An Empirical Study of Graphormer on Large-Scale Molecular Modeling
Datasets
- URL: http://arxiv.org/abs/2203.06123v2
- Date: Mon, 14 Mar 2022 08:25:50 GMT
- Title: An Empirical Study of Graphormer on Large-Scale Molecular Modeling
Datasets
- Authors: Yu Shi, Shuxin Zheng, Guolin Ke, Yifei Shen, Jiacheng You, Jiyan He,
Shengjie Luo, Chang Liu, Di He, Tie-Yan Liu
- Abstract summary: "Graphormer-V2" could attain better results on large-scale molecular modeling datasets than the vanilla one.
With a global receptive field and an adaptive aggregation strategy, Graphormer is more powerful than classic message-passing-based GNNs.

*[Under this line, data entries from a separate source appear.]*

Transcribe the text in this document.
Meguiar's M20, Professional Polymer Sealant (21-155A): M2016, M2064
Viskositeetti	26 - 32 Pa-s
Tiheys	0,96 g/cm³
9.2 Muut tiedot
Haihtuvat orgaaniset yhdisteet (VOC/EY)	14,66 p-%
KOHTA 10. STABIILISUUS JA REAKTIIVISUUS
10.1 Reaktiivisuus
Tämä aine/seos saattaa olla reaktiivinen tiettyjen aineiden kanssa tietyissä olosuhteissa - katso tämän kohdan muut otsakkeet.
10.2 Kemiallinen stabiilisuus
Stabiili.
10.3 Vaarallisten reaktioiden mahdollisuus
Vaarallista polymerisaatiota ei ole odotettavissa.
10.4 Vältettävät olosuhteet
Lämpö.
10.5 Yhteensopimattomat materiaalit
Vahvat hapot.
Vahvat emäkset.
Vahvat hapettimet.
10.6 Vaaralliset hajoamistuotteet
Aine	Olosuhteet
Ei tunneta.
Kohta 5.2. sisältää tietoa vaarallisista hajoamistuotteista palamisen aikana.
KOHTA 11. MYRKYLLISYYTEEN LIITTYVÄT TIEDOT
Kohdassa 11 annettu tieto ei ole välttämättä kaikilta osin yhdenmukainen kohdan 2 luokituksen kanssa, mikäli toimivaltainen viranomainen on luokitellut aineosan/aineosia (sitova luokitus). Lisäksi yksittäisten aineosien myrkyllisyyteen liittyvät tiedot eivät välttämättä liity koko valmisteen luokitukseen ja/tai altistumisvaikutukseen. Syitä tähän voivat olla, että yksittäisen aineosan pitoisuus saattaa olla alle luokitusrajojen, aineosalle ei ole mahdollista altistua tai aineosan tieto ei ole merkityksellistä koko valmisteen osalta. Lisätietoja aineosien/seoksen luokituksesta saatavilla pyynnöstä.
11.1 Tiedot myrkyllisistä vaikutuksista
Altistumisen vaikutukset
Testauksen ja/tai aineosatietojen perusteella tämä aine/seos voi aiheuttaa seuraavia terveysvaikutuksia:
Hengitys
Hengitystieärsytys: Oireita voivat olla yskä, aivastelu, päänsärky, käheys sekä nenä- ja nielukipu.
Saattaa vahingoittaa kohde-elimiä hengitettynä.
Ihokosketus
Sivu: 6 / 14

- Score: 87.00711479972503
- License: http://creativecommons.org/licenses/by-nc-sa/4.0/
- Abstract: This technical note describes the recent updates of Graphormer, including
architecture design modifications, and the adaption to 3D molecular dynamics
simulation. The "Graphormer-V2" could attain better results on large-scale
molecular modeling datasets than the vanilla one, and the performance gain
could be consistently obtained on downstream tasks. In addition, we show that
with a global receptive field and an adaptive aggregation strategy, Graphormer
is more powerful than classic message-passing-based GNNs. Graphormer-V2
achieves much less MAE than the vanilla Graphormer on the PCQM4M quantum
chemistry dataset used in KDD Cup 2021, where the latter one won the first
place in this competition. In the meanwhile, Graphormer-V2 greatly outperforms
the competitors in the recent Open Catalyst Challenge, which is a competition
track on NeurIPS 2021 workshop, and aims to model the catalyst-adsorbate
reaction system with advanced AI models. All models could be found at
\url{https://github.com/Microsoft/Graphormer}.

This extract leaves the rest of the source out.